Come si vede dall'esterno il maestro di arti marziali
Una concezione che potremmo dire, impropriamente, romantica, probabilmente frutto di un'idealizzazione di alcuni miti orientali, porta a vedere alla figura del maestro di arti marziali come una sorta di sacerdote laico, maestro di tecnica bellica e di vita. Allievi d'ogni età dunque, circuiti forse da questa visione preconcetta, si trovano ad imitare, scimmiottare il maestro a tutto tondo. Il maestro quindi diviene Maestro e la maiuscola amplia notevolmente i suoi campi di azione. Gli allievi ne assorbono movenze, gusti, ideali, idee politiche, filosofia di vita, locuzioni, espressioni ricorrenti e stilemi vari. Anche quando il maestro è fuori dal dojo pretende lo stesso rispetto che, neanche troppo per scontato, gli si deve nel luogo ove egli di fatto è mentore. Diviene quindi, senza letture o studi, filosofo anche se alla seconda subordinata si inabissa in dubbie coniugazioni verbali, e Socrate gli pare un giocatore della fiorentina degli anni ottanta. Dispensa esoterismi e massime, conosce il bene e il male. In alcuni corsi addirittura riesce ipnoticamente a deviare gli studi sui suoi interessi peculiari. Per esempio un corso di un'arte marziale a caso a poco a poco diventa un tacito laboratorio delle sue teorie. Niente di male, se solo fosse esplicito però. Persone che si erano iscritte in palestra per difendersi, magari, si trovano ora ad impazzirsi sulle forme che fatte dal maestro diventano più che forme curve di coniglietta di playboy. Oppure si trovano ad appassionarsi a discipline che non sono propriamente quelle del corso. Il maestro di Thai Boxe, che magari è un appassionato di MMA, riesce a far sì che tutti i suoi allievi si sentano provetti valetudisti, non si sa bene perché, ma come per osmosi l'hobby del maestro passa ai discepoli. Il maestro poi diviene inevitabilmente esperto di anatomia. Dispensa consigli su esercizi, vede un suo allievo infortunato e ne fa accurata diagnosi. Non sa nemmeno dove sia l'omero o il radio ma è maestro. Molto prosaicamente, nella relatà, alcuni di questi maestri mi hanno anche crepato soldi e tempo e alle mie rimostranze non si sono lanciati in sonetti o haiku ma in triviali vaffanculo. In quei frangenti ho faticato a non vederli come tutti gli esseri umani, un po' eroi, un po' sterco.

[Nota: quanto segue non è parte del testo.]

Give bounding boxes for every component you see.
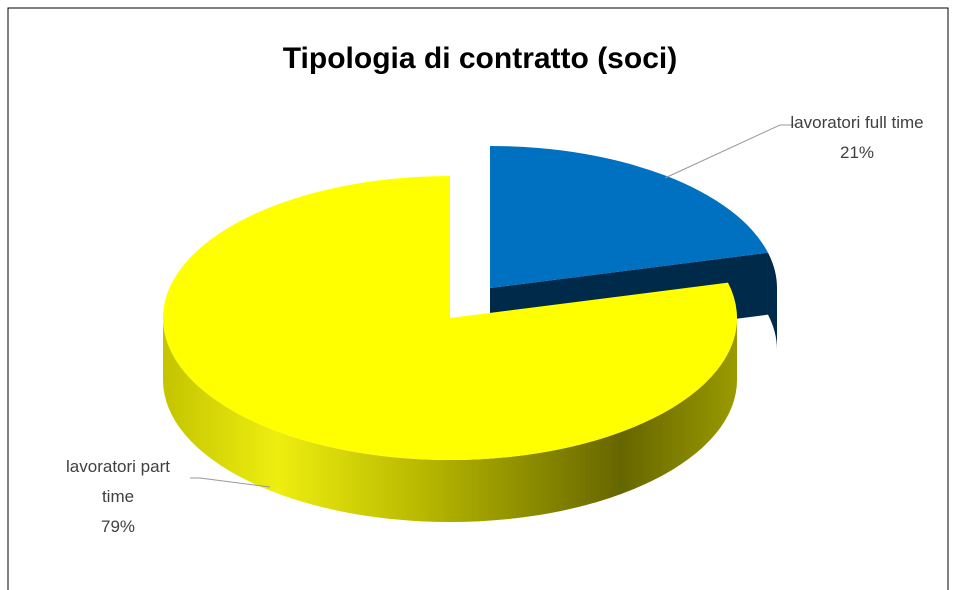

Quando poi il maestro diviene canuto allora l'abito fa il monaco e il gioco è ancora più facile. Orde di discepoli ne seguono le gesta, partono slogan e abracadabra vari. Quando te lo ritrovi a mangiare con gli adepti mangia come tutti noi umani e si sporca la camicia come un fanciullo, sbava e aggiusta di diaframma la digestione. Come tutti gli uomini lancia sguardi indiscreti sui glutei delle virgulte eppure rimane anche fuori dal tatami, maestro. Pretende lo stesso rispetto anche se lo chiami per informazioni, quando, senza nessuna filiazione, è per te un illustre sconosciuto a cui dare del lei: se non lo chiami maestro, sensibilmente, rosica.
Purtroppo nella vita di noi materialisti è già difficile conoscere una qualche abilità motoria detta marziale... sapere anche sulla vita poi, neanche a pensarci.